The new degree will be available for the fall 2022 semester, pending approval by the state and the Higher Learning Commission. The college currently offers bachelor’s degrees in business administration, education, leadership and management, nursing, and sustainability studies.

Honoring Trustee Cunniffe

The board honored term-limited member Charles Cunniffe, as Tuesday’s meeting was his last ahead of the November elections. He has been on the college’s board of trustees representing Pitkin County since 2013.

The board and senior staff recognized Cunniffe with a commemorative resolution: a Colorado flag flown over the Colorado State Capitol in Cunniffe’s honor and sentiments of appreciation.

He has been an active college supporter for many years, including as a member of the CMC Foundation Board.

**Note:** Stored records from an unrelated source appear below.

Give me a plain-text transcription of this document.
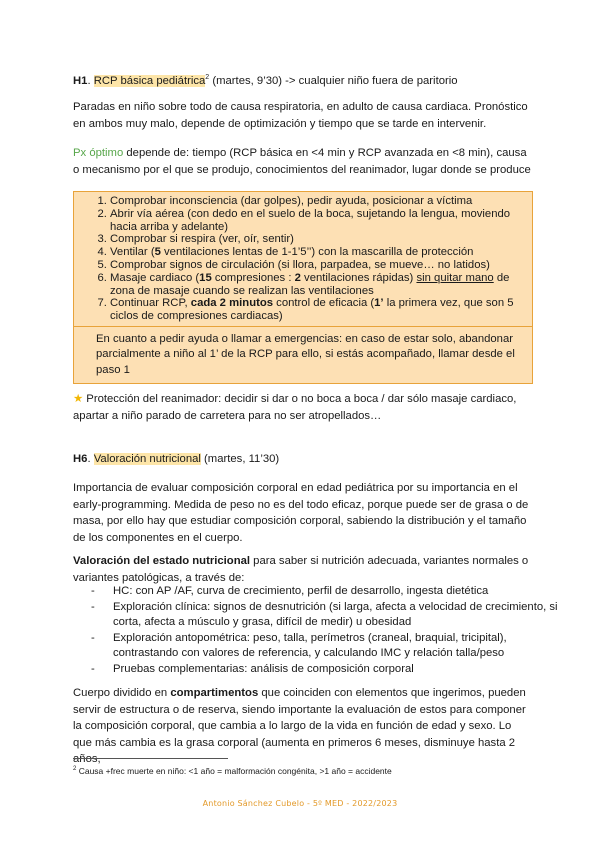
H1. RCP básica pediátrica$^2$ (martes, 9’30) -> cualquier niño fuera de paritorio

Paradas en niño sobre todo de causa respiratoria, en adulto de causa cardiaca. Pronóstico en ambos muy malo, depende de optimización y tiempo que se tarde en intervenir.

Px óptimo depende de: tiempo (RCP básica en <4 min y RCP avanzada en <8 min), causa o mecanismo por el que se produjo, conocimientos del reanimador, lugar donde se produce

1. Comprobar inconsciencia (dar golpes), pedir ayuda, posicionar a víctima
2. Abrir vía aérea (con dedo en el suelo de la boca, sujetando la lengua, moviendo hacia arriba y adelante)
3. Comprobar si respira (ver, oír, sentir)
4. Ventilar (5 ventilaciones lentas de 1-1’5’’) con la mascarilla de protección
5. Comprobar signos de circulación (si llora, parpadea, se mueve… no latidos)
6. Masaje cardiaco (15 compresiones : 2 ventilaciones rápidas) sin quitar mano de zona de masaje cuando se realizan las ventilaciones
7. Continuar RCP, cada 2 minutos control de eficacia (1’ la primera vez, que son 5 ciclos de compresiones cardiacas)
En cuanto a pedir ayuda o llamar a emergencias: en caso de estar solo, abandonar parcialmente a niño al 1’ de la RCP para ello, si estás acompañado, llamar desde el paso 1

★ Protección del reanimador: decidir si dar o no boca a boca / dar sólo masaje cardiaco, apartar a niño parado de carretera para no ser atropellados…

H6. Valoración nutricional (martes, 11’30)

Importancia de evaluar composición corporal en edad pediátrica por su importancia en el early-programming. Medida de peso no es del todo eficaz, porque puede ser de grasa o de masa, por ello hay que estudiar composición corporal, sabiendo la distribución y el tamaño de los componentes en el cuerpo.

Valoración del estado nutricional para saber si nutrición adecuada, variantes normales o variantes patológicas, a través de:

- HC: con AP /AF, curva de crecimiento, perfil de desarrollo, ingesta dietética
- Exploración clínica: signos de desnutrición (si larga, afecta a velocidad de crecimiento, si corta, afecta a músculo y grasa, difícil de medir) u obesidad
- Exploración antopométrica: peso, talla, perímetros (craneal, braquial, tricipital), contrastando con valores de referencia, y calculando IMC y relación talla/peso
- Pruebas complementarias: análisis de composición corporal

Cuerpo dividido en compartimentos que coinciden con elementos que ingerimos, pueden servir de estructura o de reserva, siendo importante la evaluación de estos para componer la composición corporal, que cambia a lo largo de la vida en función de edad y sexo. Lo que más cambia es la grasa corporal (aumenta en primeros 6 meses, disminuye hasta 2 años,

$^2$ Causa +frec muerte en niño: <1 año = malformación congénita, >1 año = accidente

Antonio Sánchez Cubelo - 5º MED - 2022/2023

He is the principal of Charles Cunniffe Architects and has worked as an architect in Aspen since 1979.

“We thank Trustee Cunniffe for his many years of service to the board,” CMC President Dr. Carrie Besnette Hauser said. “His forward-thinking leadership style and passion for putting students first will be greatly missed at the college.”

Cunniffe’s District 1 seat will be filled by former town of Snowmass Village Mayor Markey Butler, who faced no opposition when she filed a petition for the position. She will be sworn in at the December board meeting.

New mountain bike trails

The college’s Board of Trustees also approved the hiring of a general contractor to build a new section of mountain bike trails at the Spring Valley campus. Director of Facilities Sean Nesbitt said work will begin in early October on three miles of new mountain bike trails on campus.

These trails will be available to CMC students and the community and are designed to eventually host high school races. The Spring Valley campus already has nearly four miles of existing trails that have been built by students, staff and local volunteers.

Also at the meeting, trustees unanimously approved modifications to board policies 1.2 and 1.4. The trustees also gave final approval for two utility easements granted to Holy Cross Energy for the CMC Spring Valley solar project. Lastly, the board approved a resolution in support of the Colorado Opportunity Scholarship Initiative Grant.